When saving an std::shared_ptr, we first check to make sure we haven’t serialized it before. This is done by keeping a map from addresses to pointer ids (an std::uint32_t), which are unique. Pointers that are newly serialized are given a new id with the most significant bit set to 1. When saved, an std::shared_ptr will first output its id, which will either have its MSB set to 1 if it is the first instance of that id, or will be an id already in the archive. This is immediately followed by the data found by dereferencing the pointer. If the pointer was equal to nullptr, its id is set to 0 and nothing else is saved.

When loading an std::shared_ptr, we first load its id to determine whether we need to allocate data or not. If the MSB of a loaded id is equal to 1, we need to actually allocate it and keep track of this allocation in a map from ids to std::shared_ptr<void>. If the MSB is not equal to 1, we retrieve the already loaded data from the map. In the case of null pointers (id equal to 0), nothing needs to be done.

When serializing an std::weak_ptr, it is promoted to an std::shared_ptr by locking it. It then follows the same mechanisms as a shared pointer.

std::unique_ptr is a bit easier since it contains a unique reference to the data it points to. This means we can serialize it without doing any tracking. The only extra metadata that we serialize is a single std::uint8_t containing a 1 if the pointer is valid and a 0 if the pointer is equal to nullptr. When loading, we first look at the id before attempting to load its contents.

Handling of types that do not have default constructors works the same way on the surface but is more complicated under the hood. cereal allocates memory for the type before it can be constructed and gives the user an object which transparently performs a placement new into this block of memory, while staying exception safe.
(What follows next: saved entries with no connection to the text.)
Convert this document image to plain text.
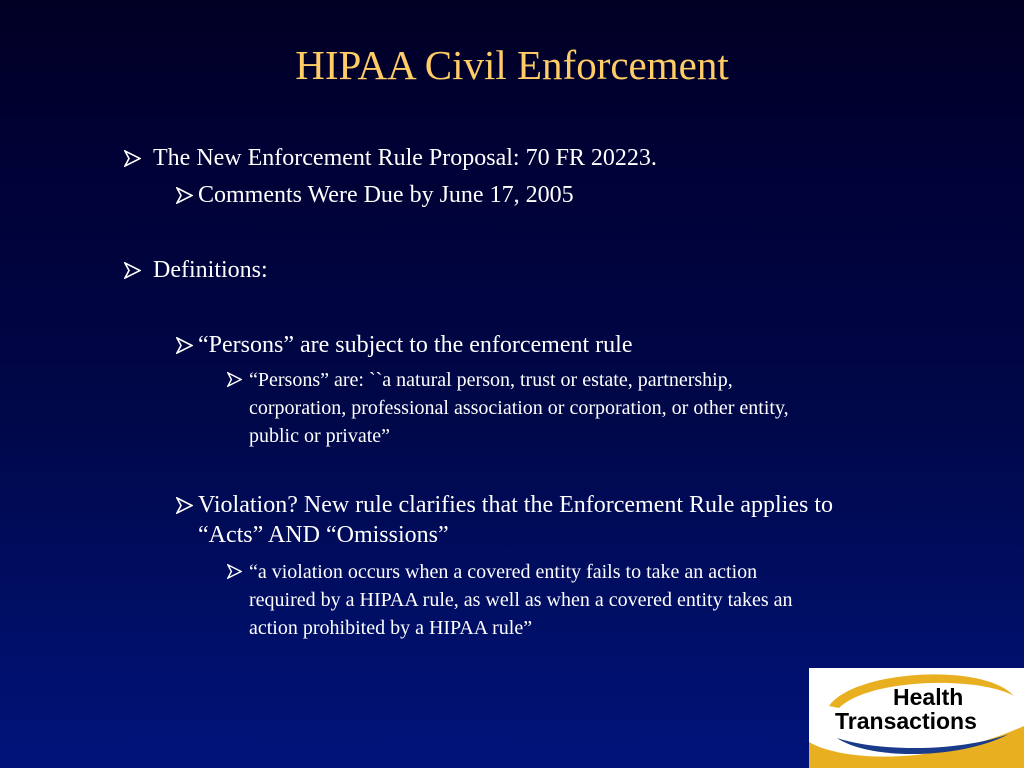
HIPAA Civil Enforcement
The New Enforcement Rule Proposal: 70 FR 20223.
Comments Were Due by June 17, 2005
Definitions:
“Persons” are subject to the enforcement rule
“Persons” are: ``a natural person, trust or estate, partnership,
corporation, professional association or corporation, or other entity,
public or private”
Violation? New rule clarifies that the Enforcement Rule applies to
“Acts” AND “Omissions”
“a violation occurs when a covered entity fails to take an action
required by a HIPAA rule, as well as when a covered entity takes an
action prohibited by a HIPAA rule”
Health
Transactions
The most complicated portion of the memory implementation is handling non-default constructors when an std::shared_ptr to a type that inherits from std::enable_shared_from_this is utilized (excluding the complications that arise from polymorphism!). In this situation, we need to pre-allocate a buffer for the user to later perform a placement new in, while keeping a stable, type agnostic std::shared_ptr to the buffer (so we can properly assign circular references). The internal state of the std::enable_shared_from_this is set upon insertion into a std::shared_ptr, which means that if we were to simply let user perform their placement new blindly, the original state of the std::enable_shared_from_this would be overwritten. To get around this, we save its state before letting the user peform the construction, and then restore it afterwards.

Raw/Dumb Pointers and References

cereal does not support serializing raw (e.g. int *) pointers or references (e.g. int &).

Pointer serialization rationale

Pointer serialization requires extra book-keeping compared to non pointer types. We want to make sure that we don’t serialize the same object twice since that is both time and space wasted in the archive. With raw pointers, every object would need to be tracked to detect whether it had already been serialized (imagine a pointer pointing to data inside of some other container - this gets complicated very quickly). This is essentially what happens with boost serialization. This comes at the cost of runtime performance and increases the code complexity of the library considerably. It also complicates user code since it adds extra considerations about tracking types. In modern C++, it is rare for raw pointers to be used outside of internal implementations, so we think that in these situations it is reasonable to make users of cereal make their own decisions regarding the data the pointers refer to.